This series has highlighted the importance of the randomised controlled trial (RCT) in evidence-based medicine (EBM). A trial is a form of experiment, and randomisation attempts to isolate the intervention under study from other possible explanations for the result. This approach is the “cleanest” in an inferential sense, but is not the only means of understanding which factors influence outcomes. In practice, trial evidence may be unavailable and unobtainable. Other important questions are outside the remit of clinical trials. What is the natural history of a chronic disease? Which factors are associated with adverse outcomes, or with a more benign prognosis? Which groups are at greatest risk of a particular event, and how can we identify them?
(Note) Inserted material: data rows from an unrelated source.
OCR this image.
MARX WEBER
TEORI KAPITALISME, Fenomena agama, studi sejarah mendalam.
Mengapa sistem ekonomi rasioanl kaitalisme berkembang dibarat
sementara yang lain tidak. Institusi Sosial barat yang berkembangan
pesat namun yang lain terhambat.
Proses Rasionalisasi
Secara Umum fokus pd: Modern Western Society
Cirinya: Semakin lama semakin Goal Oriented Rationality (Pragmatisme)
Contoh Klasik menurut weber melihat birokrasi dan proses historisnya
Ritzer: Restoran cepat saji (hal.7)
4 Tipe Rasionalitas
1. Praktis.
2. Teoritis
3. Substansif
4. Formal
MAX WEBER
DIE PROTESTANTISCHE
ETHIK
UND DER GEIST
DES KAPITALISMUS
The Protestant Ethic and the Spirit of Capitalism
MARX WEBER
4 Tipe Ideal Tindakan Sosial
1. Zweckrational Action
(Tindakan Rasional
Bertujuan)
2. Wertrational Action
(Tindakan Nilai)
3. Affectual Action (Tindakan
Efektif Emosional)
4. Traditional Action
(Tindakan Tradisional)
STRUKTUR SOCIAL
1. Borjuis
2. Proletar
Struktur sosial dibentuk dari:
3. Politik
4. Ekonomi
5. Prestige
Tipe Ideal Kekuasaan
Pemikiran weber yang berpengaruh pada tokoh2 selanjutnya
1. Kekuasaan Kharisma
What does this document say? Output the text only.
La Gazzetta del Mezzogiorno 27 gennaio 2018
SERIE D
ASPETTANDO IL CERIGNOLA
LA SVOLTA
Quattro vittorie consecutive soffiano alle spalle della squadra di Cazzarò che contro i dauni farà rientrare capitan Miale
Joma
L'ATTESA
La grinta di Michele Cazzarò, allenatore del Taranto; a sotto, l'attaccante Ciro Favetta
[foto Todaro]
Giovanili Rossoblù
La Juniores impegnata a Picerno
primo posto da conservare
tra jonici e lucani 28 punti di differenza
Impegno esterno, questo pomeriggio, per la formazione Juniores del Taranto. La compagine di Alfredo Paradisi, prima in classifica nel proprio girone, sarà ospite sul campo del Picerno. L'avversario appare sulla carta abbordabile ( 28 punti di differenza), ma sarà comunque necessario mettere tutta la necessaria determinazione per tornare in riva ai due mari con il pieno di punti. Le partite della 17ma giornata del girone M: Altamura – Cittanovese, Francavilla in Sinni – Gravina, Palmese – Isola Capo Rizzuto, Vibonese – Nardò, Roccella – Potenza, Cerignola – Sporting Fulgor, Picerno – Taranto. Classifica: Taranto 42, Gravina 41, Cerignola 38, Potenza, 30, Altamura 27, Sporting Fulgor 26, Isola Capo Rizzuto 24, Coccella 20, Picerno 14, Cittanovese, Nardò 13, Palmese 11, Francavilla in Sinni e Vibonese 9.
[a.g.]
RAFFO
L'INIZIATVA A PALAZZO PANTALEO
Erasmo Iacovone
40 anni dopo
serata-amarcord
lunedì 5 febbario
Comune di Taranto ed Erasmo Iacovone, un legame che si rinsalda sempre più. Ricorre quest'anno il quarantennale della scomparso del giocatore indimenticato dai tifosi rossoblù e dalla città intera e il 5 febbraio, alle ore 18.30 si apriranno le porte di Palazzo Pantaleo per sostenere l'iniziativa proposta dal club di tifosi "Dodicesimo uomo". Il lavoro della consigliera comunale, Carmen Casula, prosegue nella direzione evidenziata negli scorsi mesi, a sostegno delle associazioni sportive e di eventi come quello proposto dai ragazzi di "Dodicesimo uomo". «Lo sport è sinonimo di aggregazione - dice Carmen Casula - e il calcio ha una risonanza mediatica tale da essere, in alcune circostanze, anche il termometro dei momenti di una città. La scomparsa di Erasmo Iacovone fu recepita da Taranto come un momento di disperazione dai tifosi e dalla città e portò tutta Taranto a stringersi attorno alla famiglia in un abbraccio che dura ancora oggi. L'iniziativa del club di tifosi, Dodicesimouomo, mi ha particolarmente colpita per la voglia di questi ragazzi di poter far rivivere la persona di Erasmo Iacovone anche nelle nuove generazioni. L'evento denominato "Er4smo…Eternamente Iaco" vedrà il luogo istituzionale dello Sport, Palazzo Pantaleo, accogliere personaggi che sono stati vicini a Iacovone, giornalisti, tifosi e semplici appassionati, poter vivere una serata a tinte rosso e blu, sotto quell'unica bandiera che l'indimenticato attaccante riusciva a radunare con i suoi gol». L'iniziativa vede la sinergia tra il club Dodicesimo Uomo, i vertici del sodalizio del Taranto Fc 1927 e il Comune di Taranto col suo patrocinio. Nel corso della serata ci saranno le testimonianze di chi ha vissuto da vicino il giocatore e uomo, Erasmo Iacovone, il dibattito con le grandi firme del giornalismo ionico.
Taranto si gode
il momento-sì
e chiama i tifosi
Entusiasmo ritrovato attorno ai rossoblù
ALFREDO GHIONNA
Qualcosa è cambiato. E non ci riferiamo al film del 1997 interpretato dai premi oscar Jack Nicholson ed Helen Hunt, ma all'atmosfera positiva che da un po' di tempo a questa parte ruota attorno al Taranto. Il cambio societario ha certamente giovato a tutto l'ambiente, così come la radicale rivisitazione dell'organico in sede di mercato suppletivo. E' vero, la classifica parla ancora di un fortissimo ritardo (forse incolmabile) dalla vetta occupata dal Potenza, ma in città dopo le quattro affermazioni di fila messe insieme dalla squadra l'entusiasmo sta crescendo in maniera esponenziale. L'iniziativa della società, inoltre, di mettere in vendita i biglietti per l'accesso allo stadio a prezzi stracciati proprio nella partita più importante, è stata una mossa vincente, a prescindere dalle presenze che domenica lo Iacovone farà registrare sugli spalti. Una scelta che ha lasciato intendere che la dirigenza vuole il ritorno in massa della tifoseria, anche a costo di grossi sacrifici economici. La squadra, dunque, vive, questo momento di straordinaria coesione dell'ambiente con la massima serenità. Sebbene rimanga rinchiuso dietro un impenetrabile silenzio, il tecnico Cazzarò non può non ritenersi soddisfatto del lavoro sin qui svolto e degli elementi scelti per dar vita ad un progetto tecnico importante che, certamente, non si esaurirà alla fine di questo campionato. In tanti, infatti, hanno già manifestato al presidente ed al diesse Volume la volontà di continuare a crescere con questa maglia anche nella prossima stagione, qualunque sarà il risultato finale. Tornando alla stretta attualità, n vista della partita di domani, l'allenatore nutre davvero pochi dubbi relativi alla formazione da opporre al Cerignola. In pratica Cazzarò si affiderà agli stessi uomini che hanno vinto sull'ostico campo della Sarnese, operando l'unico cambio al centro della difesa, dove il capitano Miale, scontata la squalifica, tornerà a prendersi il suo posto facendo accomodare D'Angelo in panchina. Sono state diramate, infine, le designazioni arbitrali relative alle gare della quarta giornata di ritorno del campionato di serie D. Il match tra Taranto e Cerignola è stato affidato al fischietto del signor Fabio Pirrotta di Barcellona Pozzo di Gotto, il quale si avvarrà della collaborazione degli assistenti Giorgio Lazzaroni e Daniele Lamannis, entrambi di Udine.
RCTs are usually designed to measure benefits and are often under-powered to detect rarer harms. For drug therapies these must wait for detection through observational methods in the post-marketing phase. A purist might claim that no “cause and effect” inference can reliably be made based on such methods. Without randomisation, confounding variables and other biases may create an illusory causal link. But observational evidence offers a vastly greater volume of data, and the discipline of epidemiology relies (and thrives) on it, as does much of public health. Study designs include population-based longitudinal surveys, cross-sectional surveys, cohort studies, non-randomised controlled studies, case-control studies, case reports and case series.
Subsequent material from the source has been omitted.